In terms of its overall story, Space Station 76’s inspiration seems to be The Ice Storm (1997), a film based on the 1994 book by Rick Moody.

The novel and the film both concerned an American middle-class family in the 1970s, post-Watergate, and during a time of sexual experimentation. Everything was being questioned in that span, from marriage, to patriotism (because of Vietnam), to the competence of the U.S. Government.  Even marriage -- or perhaps, more accurately -- monogamy, was on the table.  

Space Station 76 deals with similar concerns.  Here families are coming apart at the seams, and there is one galvanizing outside event that serves as a manifestation of their disquiet, not a winter ice storm, but an approaching asteroid on collision course.
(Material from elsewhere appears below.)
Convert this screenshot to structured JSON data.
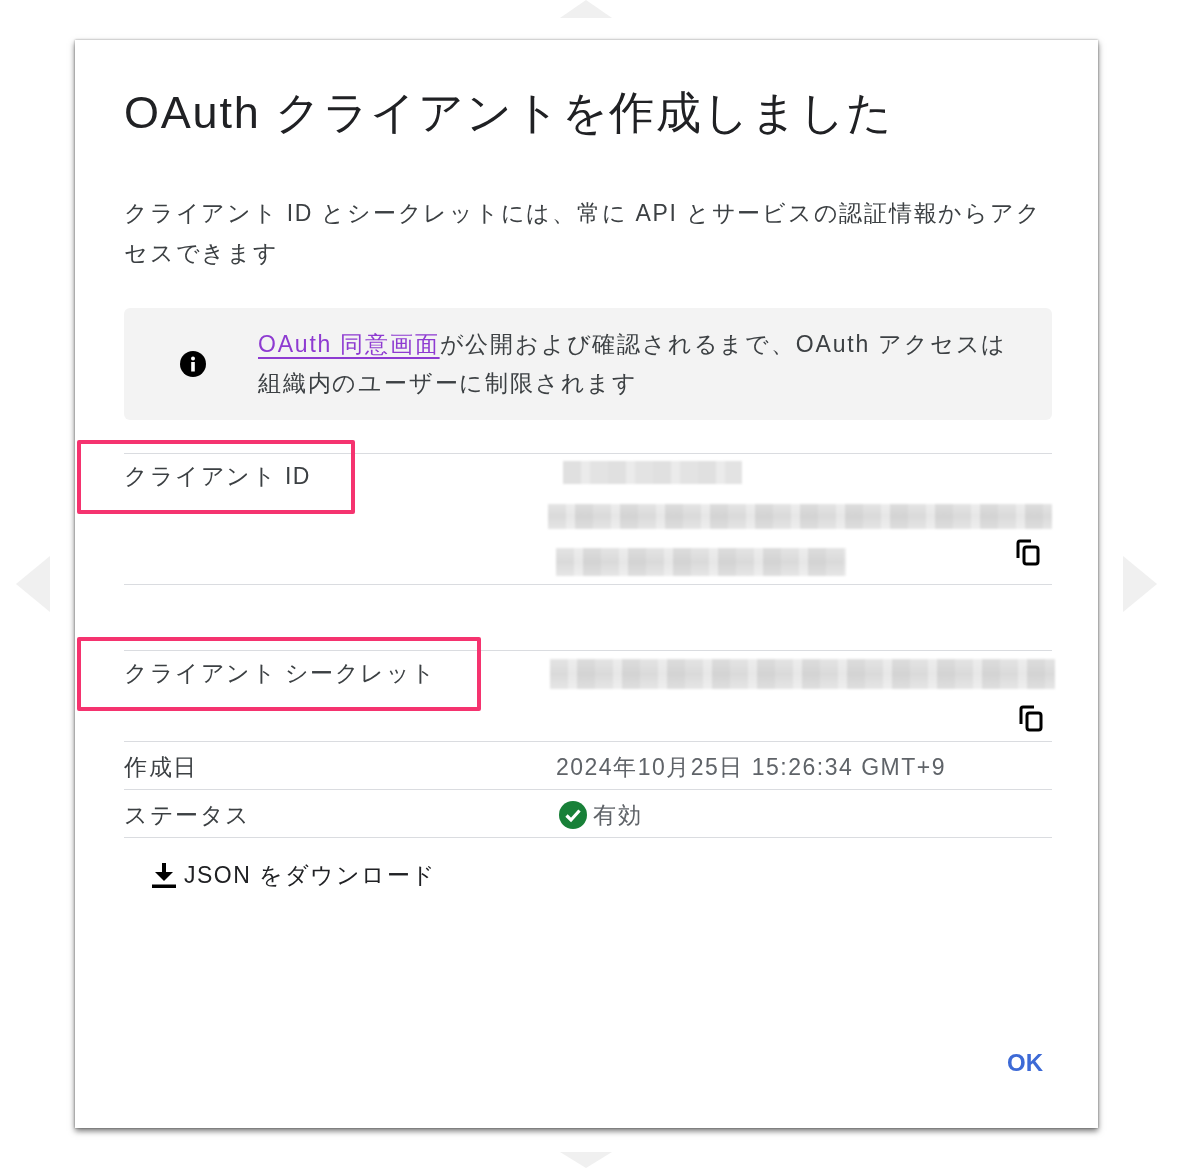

Although slapstick humor is always fun, Space Station 76 would have been a stronger film, perhaps had it not strayed so far from the tone of The Ice Storm, which is more cynical and darkly caustic than outright silly. The sillier moments in this retro space film seem out of left field, while the more serious ones, for the most part, are genuinely affecting. Played straight (at least on the surface), the film would have felt more powerful, and less scatter-shot.

There’s so much going on in Space Station 76, and I don’t mean to give the impression that the film is a failure.  I admire it quite a bit both for its canny knowledge of the films and TV shows I love, and for the manner in which its visual form -- asteroids and malfunctioning video chats -- represent interpersonal alienation. 

But the over-the-top jokes tend pull the whole affair back down to Earth.